Winter 2013-2014 Perspective
Sunday temperatures across parts of the Midwest were some of the warmest readings we've seen since late last year. The 2013-2014 winter was quite a bit colder than average from Canada to the eastern two-thirds of the nation, but NOAA sheds light on how our cold winter compared to the entire globe.
"For many residents of North America, the winter of 2013-14 has felt like one of the coldest in many years. Waves of Arctic air brought extended periods of cold weather and above-average snowfall to the middle and eastern portions of the United States and Canada. Seven Midwestern states had one of their top-ten coldest winters, and the Great Lakes were chilled until they reached nearly 91 percent ice cover. Even portions of Mexico and Central America were cooler than normal.
But human memory is not a scientific measure, and long-term perspective tends to get lost in everyday conversation and news coverage.
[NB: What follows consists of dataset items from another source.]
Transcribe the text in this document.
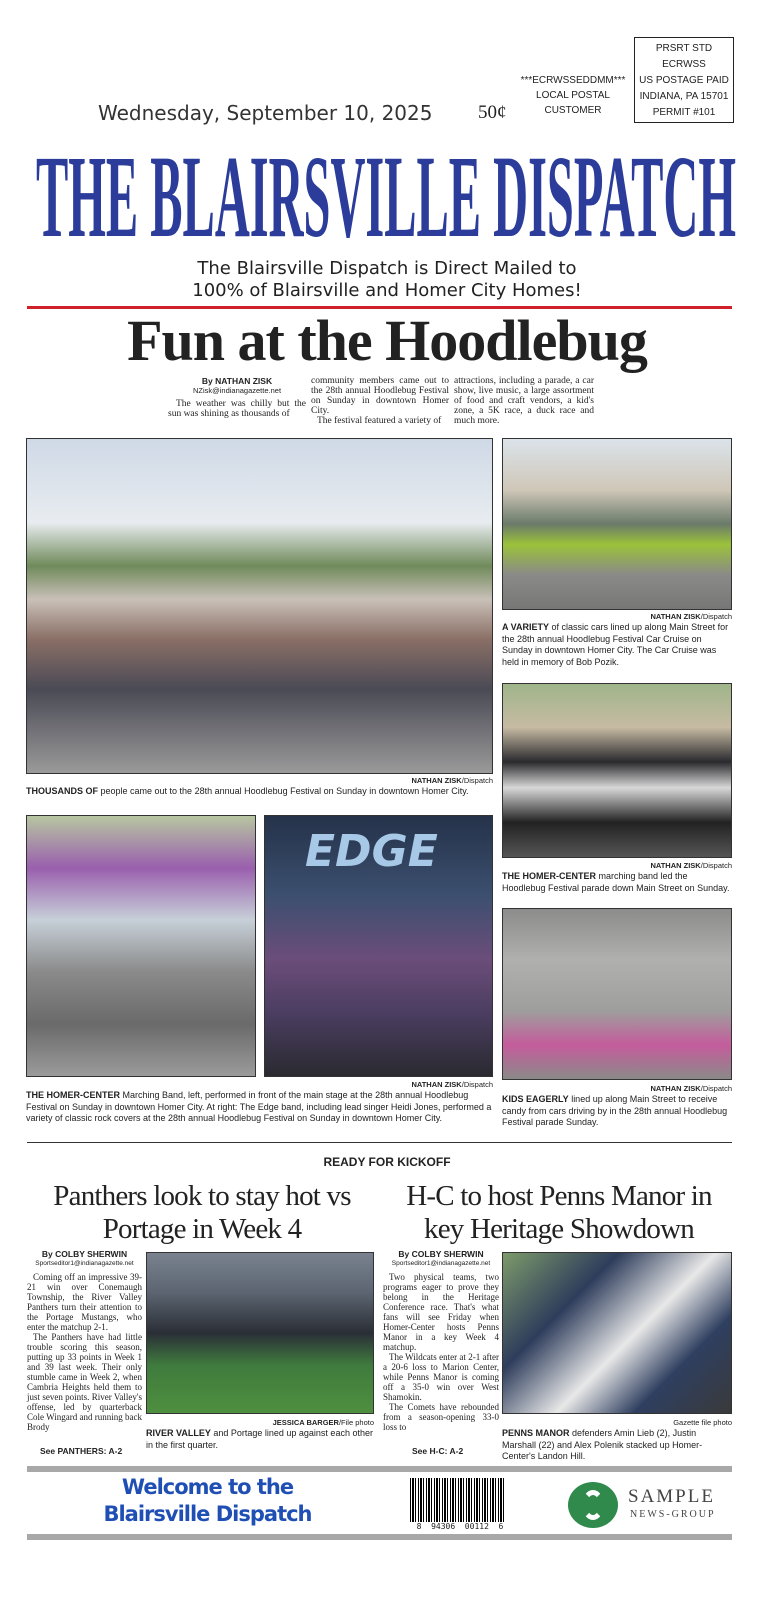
Wednesday, September 10, 2025 50¢
***ECRWSSEDDMM***
LOCAL POSTAL
CUSTOMER
PRSRT STD
ECRWSS
US POSTAGE PAID
INDIANA, PA 15701
PERMIT #101
THE BLAIRSVILLE DISPATCH
The Blairsville Dispatch is Direct Mailed to
100% of Blairsville and Homer City Homes!
Fun at the Hoodlebug
By NATHAN ZISK
NZisk@indianagazette.net

The weather was chilly but the sun was shining as thousands of

community members came out to the 28th annual Hoodlebug Festival on Sunday in downtown Homer City.

The festival featured a variety of

attractions, including a parade, a car show, live music, a large assortment of food and craft vendors, a kid's zone, a 5K race, a duck race and much more.

NATHAN ZISK/Dispatch
THOUSANDS OF people came out to the 28th annual Hoodlebug Festival on Sunday in downtown Homer City.
NATHAN ZISK/Dispatch
A VARIETY of classic cars lined up along Main Street for the 28th annual Hoodlebug Festival Car Cruise on Sunday in downtown Homer City. The Car Cruise was held in memory of Bob Pozik.
NATHAN ZISK/Dispatch
THE HOMER-CENTER marching band led the Hoodlebug Festival parade down Main Street on Sunday.
EDGE
NATHAN ZISK/Dispatch
THE HOMER-CENTER Marching Band, left, performed in front of the main stage at the 28th annual Hoodlebug Festival on Sunday in downtown Homer City. At right: The Edge band, including lead singer Heidi Jones, performed a variety of classic rock covers at the 28th annual Hoodlebug Festival on Sunday in downtown Homer City.
NATHAN ZISK/Dispatch
KIDS EAGERLY lined up along Main Street to receive candy from cars driving by in the 28th annual Hoodlebug Festival parade Sunday.
READY FOR KICKOFF
Panthers look to stay hot vs Portage in Week 4
By COLBY SHERWIN
Sportseditor1@indianagazette.net

Coming off an impressive 39-21 win over Conemaugh Township, the River Valley Panthers turn their attention to the Portage Mustangs, who enter the matchup 2-1.

The Panthers have had little trouble scoring this season, putting up 33 points in Week 1 and 39 last week. Their only stumble came in Week 2, when Cambria Heights held them to just seven points. River Valley's offense, led by quarterback Cole Wingard and running back Brody

See PANTHERS: A-2
JESSICA BARGER/File photo
RIVER VALLEY and Portage lined up against each other in the first quarter.
H-C to host Penns Manor in key Heritage Showdown
By COLBY SHERWIN
Sportseditor1@indianagazette.net

Two physical teams, two programs eager to prove they belong in the Heritage Conference race. That's what fans will see Friday when Homer-Center hosts Penns Manor in a key Week 4 matchup.

The Wildcats enter at 2-1 after a 20-6 loss to Marion Center, while Penns Manor is coming off a 35-0 win over West Shamokin.

The Comets have rebounded from a season-opening 33-0 loss to

See H-C: A-2
Gazette file photo
PENNS MANOR defenders Amin Lieb (2), Justin Marshall (22) and Alex Polenik stacked up Homer-Center's Landon Hill.
Welcome to the
Blairsville Dispatch
8  94306  00112  6
SAMPLE
NEWS-GROUP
The winter of 2013-14 followed two winters that were significantly warmer than the norm, which likely made this season feel worse than it was. Researchers at the U.S. National Climatic Data Center (NCDC) reported that the average temperature of the contiguous U.S. for the winter was just 0.4° Celsius (31.3° Fahrenheit), about 1°F below average."
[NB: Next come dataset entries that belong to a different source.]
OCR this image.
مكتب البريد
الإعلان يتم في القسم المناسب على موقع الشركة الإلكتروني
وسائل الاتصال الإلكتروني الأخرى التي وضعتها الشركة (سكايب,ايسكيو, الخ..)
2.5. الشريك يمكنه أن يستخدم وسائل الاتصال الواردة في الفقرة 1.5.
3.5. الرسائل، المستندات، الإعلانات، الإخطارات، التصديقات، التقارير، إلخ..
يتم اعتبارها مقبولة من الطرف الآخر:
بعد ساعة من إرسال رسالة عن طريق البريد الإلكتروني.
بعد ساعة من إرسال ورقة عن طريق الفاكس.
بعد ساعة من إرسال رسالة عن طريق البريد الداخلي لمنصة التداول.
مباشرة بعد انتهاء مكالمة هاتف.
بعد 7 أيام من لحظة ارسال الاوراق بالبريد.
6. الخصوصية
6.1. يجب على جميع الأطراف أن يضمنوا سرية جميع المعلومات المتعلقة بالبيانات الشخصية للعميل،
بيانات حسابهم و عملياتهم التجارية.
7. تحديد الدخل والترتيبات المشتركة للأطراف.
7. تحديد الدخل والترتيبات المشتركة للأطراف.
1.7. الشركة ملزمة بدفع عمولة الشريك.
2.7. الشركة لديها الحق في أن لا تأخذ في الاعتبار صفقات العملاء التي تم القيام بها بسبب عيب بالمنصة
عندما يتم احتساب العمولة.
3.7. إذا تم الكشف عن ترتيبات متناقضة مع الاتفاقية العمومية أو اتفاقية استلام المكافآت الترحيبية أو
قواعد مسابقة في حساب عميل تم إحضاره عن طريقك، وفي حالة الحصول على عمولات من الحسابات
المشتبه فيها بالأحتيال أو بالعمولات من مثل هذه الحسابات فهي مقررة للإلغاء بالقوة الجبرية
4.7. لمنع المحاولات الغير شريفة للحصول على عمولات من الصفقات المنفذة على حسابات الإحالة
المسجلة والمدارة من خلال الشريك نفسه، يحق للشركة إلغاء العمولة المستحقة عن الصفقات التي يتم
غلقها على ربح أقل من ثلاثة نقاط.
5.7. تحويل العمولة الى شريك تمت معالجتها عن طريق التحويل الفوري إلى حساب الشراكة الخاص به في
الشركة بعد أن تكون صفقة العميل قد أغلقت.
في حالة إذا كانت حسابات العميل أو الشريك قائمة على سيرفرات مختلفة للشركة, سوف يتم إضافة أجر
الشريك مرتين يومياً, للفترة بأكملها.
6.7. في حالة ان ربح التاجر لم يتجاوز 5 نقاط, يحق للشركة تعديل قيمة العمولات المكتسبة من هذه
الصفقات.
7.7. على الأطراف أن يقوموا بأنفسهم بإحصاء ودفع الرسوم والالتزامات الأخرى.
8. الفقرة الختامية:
"The map below puts the North American winter in wider context. On a global scale, land temperatures for the December through February period were actually the tenth warmest in the modern record, according to NCDC, 0.87°C (1.57°F) above the 20th century average."
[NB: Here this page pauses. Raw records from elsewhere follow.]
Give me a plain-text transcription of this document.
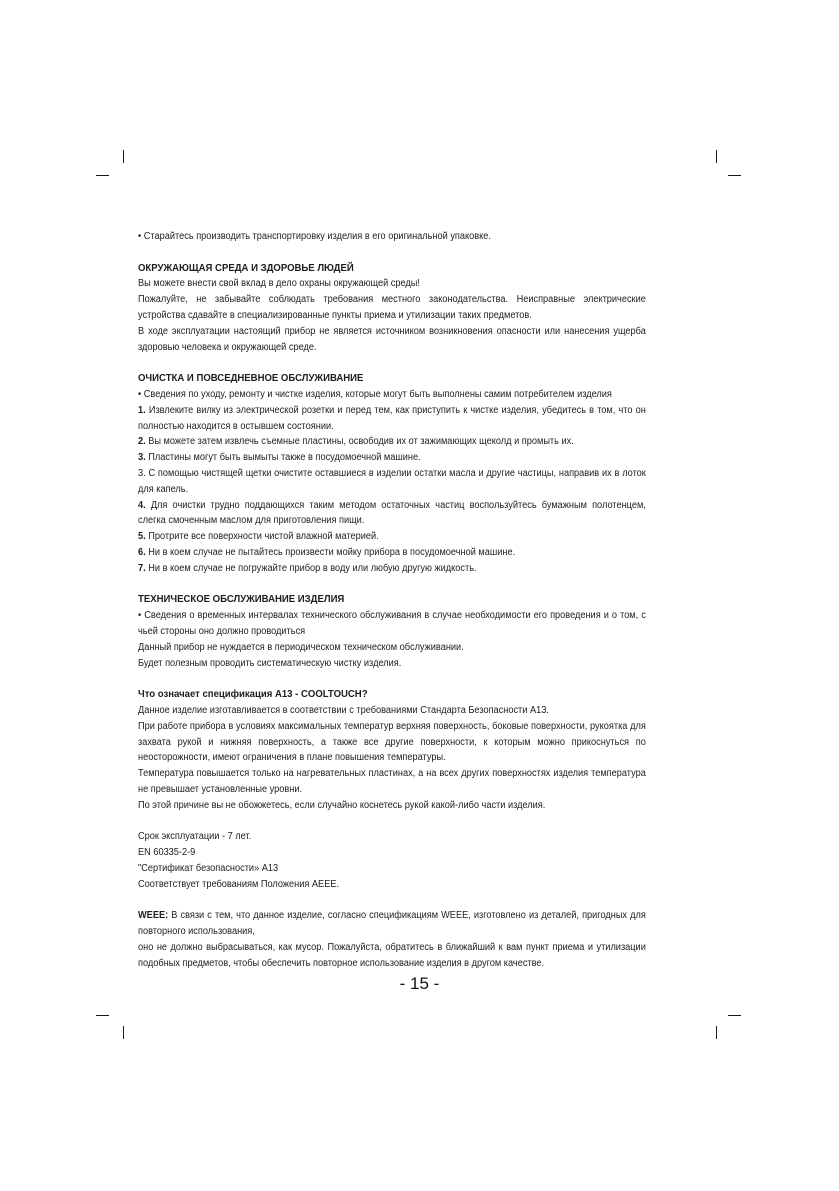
• Старайтесь производить транспортировку изделия в его оригинальной упаковке.

ОКРУЖАЮЩАЯ СРЕДА И ЗДОРОВЬЕ ЛЮДЕЙ

Вы можете внести свой вклад в дело охраны окружающей среды!

Пожалуйте, не забывайте соблюдать требования местного законодательства. Неисправные электрические устройства сдавайте в специализированные пункты приема и утилизации таких предметов.

В ходе эксплуатации настоящий прибор не является источником возникновения опасности или нанесения ущерба здоровью человека и окружающей среде.

ОЧИСТКА И ПОВСЕДНЕВНОЕ ОБСЛУЖИВАНИЕ

• Сведения по уходу, ремонту и чистке изделия, которые могут быть выполнены самим потребителем изделия

1. Извлеките вилку из электрической розетки и перед тем, как приступить к чистке изделия, убедитесь в том, что он полностью находится в остывшем состоянии.

2. Вы можете затем извлечь съемные пластины, освободив их от зажимающих щеколд и промыть их.

3. Пластины могут быть вымыты также в посудомоечной машине.

3. С помощью чистящей щетки очистите оставшиеся в изделии остатки масла и другие частицы, направив их в лоток для капель.

4. Для очистки трудно поддающихся таким методом остаточных частиц воспользуйтесь бумажным полотенцем, слегка смоченным маслом для приготовления пищи.

5. Протрите все поверхности чистой влажной материей.

6. Ни в коем случае не пытайтесь произвести мойку прибора в посудомоечной машине.

7. Ни в коем случае не погружайте прибор в воду или любую другую жидкость.

ТЕХНИЧЕСКОЕ ОБСЛУЖИВАНИЕ ИЗДЕЛИЯ

• Сведения о временных интервалах технического обслуживания в случае необходимости его проведения и о том, с чьей стороны оно должно проводиться

Данный прибор не нуждается в периодическом техническом обслуживании.

Будет полезным проводить систематическую чистку изделия.

Что означает спецификация A13 - COOLTOUCH?

Данное изделие изготавливается в соответствии с требованиями Стандарта Безопасности A13.

При работе прибора в условиях максимальных температур верхняя поверхность, боковые поверхности, рукоятка для захвата рукой и нижняя поверхность, а также все другие поверхности, к которым можно прикоснуться по неосторожности, имеют ограничения в плане повышения температуры.

Температура повышается только на нагревательных пластинах, а на всех других поверхностях изделия температура не превышает установленные уровни.

По этой причине вы не обожжетесь, если случайно коснетесь рукой какой-либо части изделия.

Срок эксплуатации - 7 лет.

EN 60335-2-9

"Сертификат безопасности» A13

Соответствует требованиям Положения AEEE.

WEEE: В связи с тем, что данное изделие, согласно спецификациям WEEE, изготовлено из деталей, пригодных для повторного использования,

оно не должно выбрасываться, как мусор. Пожалуйста, обратитесь в ближайший к вам пункт приема и утилизации подобных предметов, чтобы обеспечить повторное использование изделия в другом качестве.

- 15 -
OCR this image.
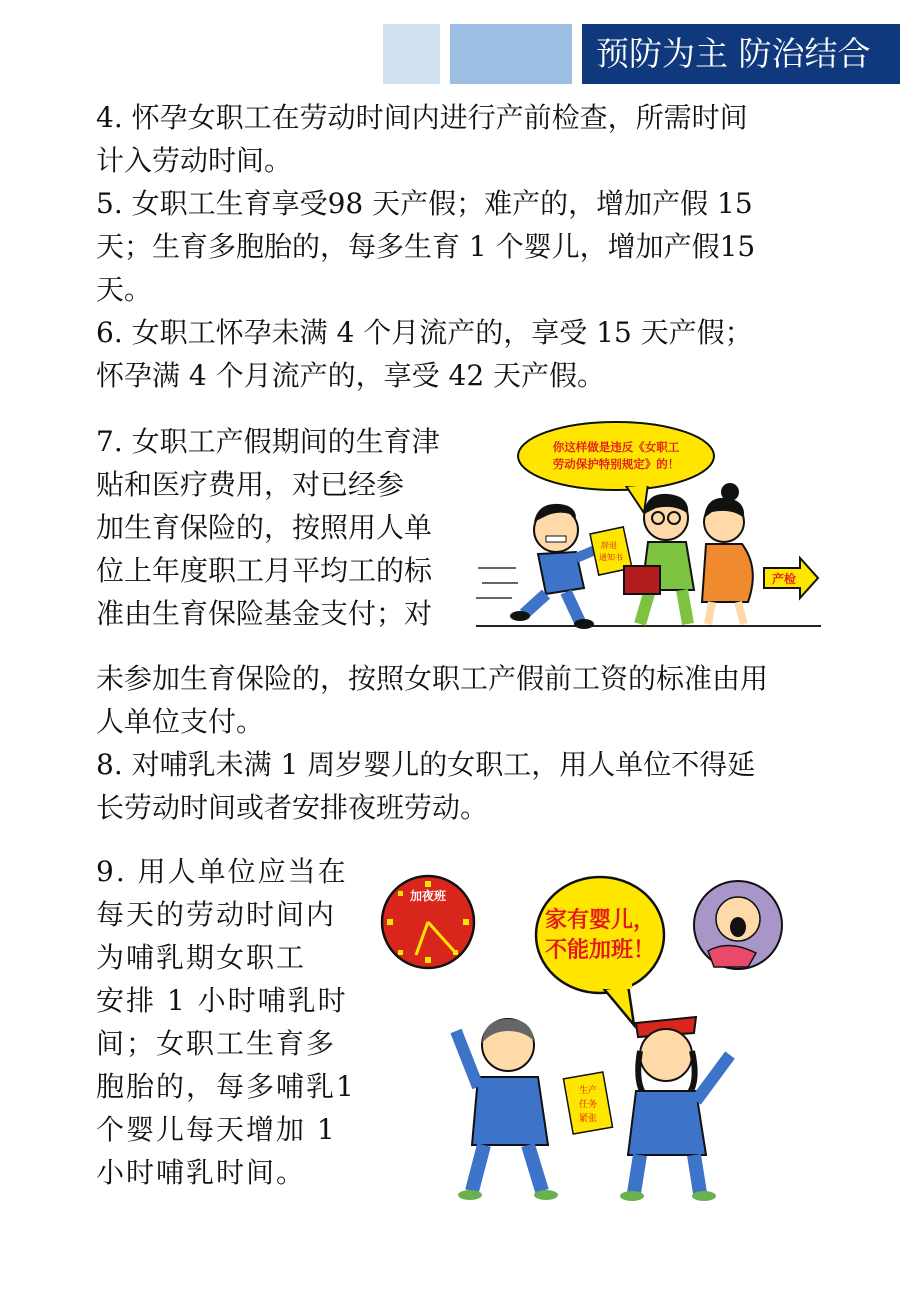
预防为主 防治结合
4. 怀孕女职工在劳动时间内进行产前检查，所需时间
计入劳动时间。
5. 女职工生育享受98 天产假；难产的，增加产假 15
天；生育多胞胎的，每多生育 1 个婴儿，增加产假15
天。
6. 女职工怀孕未满 4 个月流产的，享受 15 天产假；
怀孕满 4 个月流产的，享受 42 天产假。
7. 女职工产假期间的生育津
贴和医疗费用，对已经参
加生育保险的，按照用人单
位上年度职工月平均工的标
准由生育保险基金支付；对
你这样做是违反《女职工
劳动保护特别规定》的！
辞退
通知书
产检
未参加生育保险的，按照女职工产假前工资的标准由用
人单位支付。
8. 对哺乳未满 1 周岁婴儿的女职工，用人单位不得延
长劳动时间或者安排夜班劳动。
9. 用人单位应当在
每天的劳动时间内
为哺乳期女职工
安排 1 小时哺乳时
间；女职工生育多
胞胎的，每多哺乳1
个婴儿每天增加 1
小时哺乳时间。
加夜班
家有婴儿，
不能加班！
生产
任务
紧张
"Far eastern Asia, particularly China and eastern Russia, were significantly warmer than normal. In Europe, Austria and The Netherlands observed the second warmest winters in their records, and Switzerland its third warmest. With temperatures as much as 5°C above normal, spring crops and plants began sprouting several weeks early across much of Europe. And in the southern summer, the extended heat waves in Australia and Argentina stand out."